November 3, 2017
TSC IntelBrief: The Rift Between the U.S. and Europe on Iran
• U.S. relations with Europe are strained over the Trump Administration’s threat to withdraw from the 2015 nuclear agreement with Iran.
• European officials insist the accord is succeeding, with Iran in compliance, and that broad, adverse consequences would follow if the deal were to collapse.
• To avoid an open rift with the Trump Administration, European officials are trying to accommodate its concerns by offering to negotiate new curbs on Iran’s ballistic missile program and support for militant groups.
• As a means of asserting its position, the EU is threatening to shield its companies, should the U.S. re-impose secondary sanctions on Iran.
The Trump Administration’s threats to withdraw from the 2015 nuclear agreement with Iran, unless the deal’s omissions are addressed, have strained Washington’s relations with Europe. Britain, France, and Germany (along with the U.S., Russia and China) forged the Joint Comprehensive Plan of Action (JCPOA) with Iran, and have a significant stake in its continuation. The three European powers, along with the broader European Union (EU), have strongly urged the Trump Administration to stay in the accord, on the grounds that it is accomplishing its core objective of preventing Iran from obtaining a nuclear weapon. European officials have adopted a position similar to that of the Obama Administration when it negotiated the JCPOA – that its failure to contain Iran’s regional influence and ballistic missile program can be addressed separately and more easily while the agreement is in effect, than if it collapses and Iran becomes a nuclear power. European leaders have argued that allowing the JCPOA to collapse would not only free Iran from the constraints on its nuclear program, but would also harm collective efforts to draw North Korea into a similar nuclear agreement. In the European view, a dissolution of the JCPOA would also increase the potential for direct conflict in key regional waterways and elsewhere in the region, with both Iran and its allies and proxies in Syria, Iraq, Lebanon, and Yemen.
Europe is trying to avoid an open breach with the United States by firmly stating its disagreement with the Trump Administration’s position while expressing willingness to try and accommodate at least some Administration demands. In his October 13 announcement of a new Iran strategy, President Trump demanded that Congress and the European countries address the JCPOA’s deficiencies through legislation and new negotiations with Tehran. European officials, including senior officeholders from Britain, France, and Germany, reacted to the announcement by pledging to work with Washington to achieve new, binding limits to Iran’s ballistic missile program and support for terrorist groups. Most experts believe the most realistic basis for opening negotiations with Iran would be to work to achieve a binding prohibition on Tehran’s development of an Intercontinental Ballistic Missile (ICBM) – defined as a missile with a range of at least 3,000 miles. Iranian leaders apparently accept that an ICBM would be viewed as an offensive weapon that lacks a clear defense rationale or international legal justification. Its possible Iran might agree to negotiate an ICBM ban, as it currently does not possess such weapons, and would not be required to dismantle a system it has already developed. Iran is unlikely to negotiate on its support for terrorist groups because Iran does not accept the U.S. or European premise that the armed factions it backs are committing ‘terrorism.' No past U.S. or international strategy to force Iran to cut ties to regional armed factions has succeeded, and President Trump did not articulate any specific new initiatives to do so in his October 13 strategy announcement.
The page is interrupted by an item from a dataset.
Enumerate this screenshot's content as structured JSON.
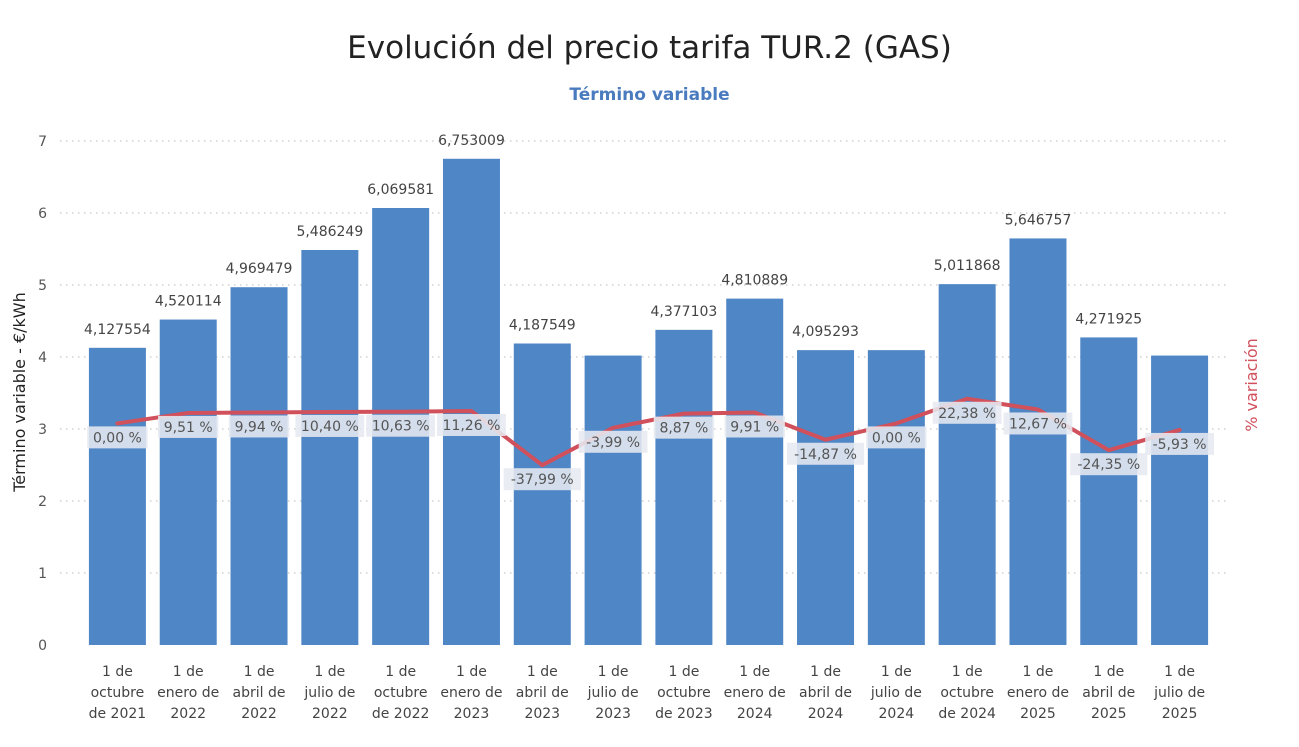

Should the Administration withdraw from the JCPOA and re-impose secondary sanctions, the EU is threatening trade consequences in return. The European threats appear intended to pressure the Trump Administration to stay in the JCPOA, as well as protect European corporate investment. Since U.S. and EU sanctions were eased in January 2016, the EU has resumed importing oil and gas from Iran, and total EU imports from Iran have nearly recovered to pre-sanctions (pre-2011) levels. Iranian banks have also been reintegrated into the international banking system, including through the use of EU-based electronic payments systems. Meanwhile, several large European firms have announced significant investments in joint ventures with Iran, particularly in the country’s burgeoning automobile production sector. Should the U.S. withdraw, the EU could use a 1996 so-called ‘blocking regulation’ that would, among other provisions, entitle EU firms to recover damages incurred as a result of non-compliance with U.S. sanctions. Alternatively, the EU could initiate a dispute with the United States under procedures of the World Trade Organization (WTO) to challenge provisions of U.S. sanctions. Regardless of the counter-measures that may be imposed, EU-based firms remain independent actors that will decide whether to continue to do business in Iran based on their own assessments of risks to their businesses and reputations. If the U.S. brings back secondary sanctions, it’s likely most EU-based firms will opt out of Iran. Should that exodus occur, it is certain to further aggravate the tensions between the U.S. and European governments on the Iran issue.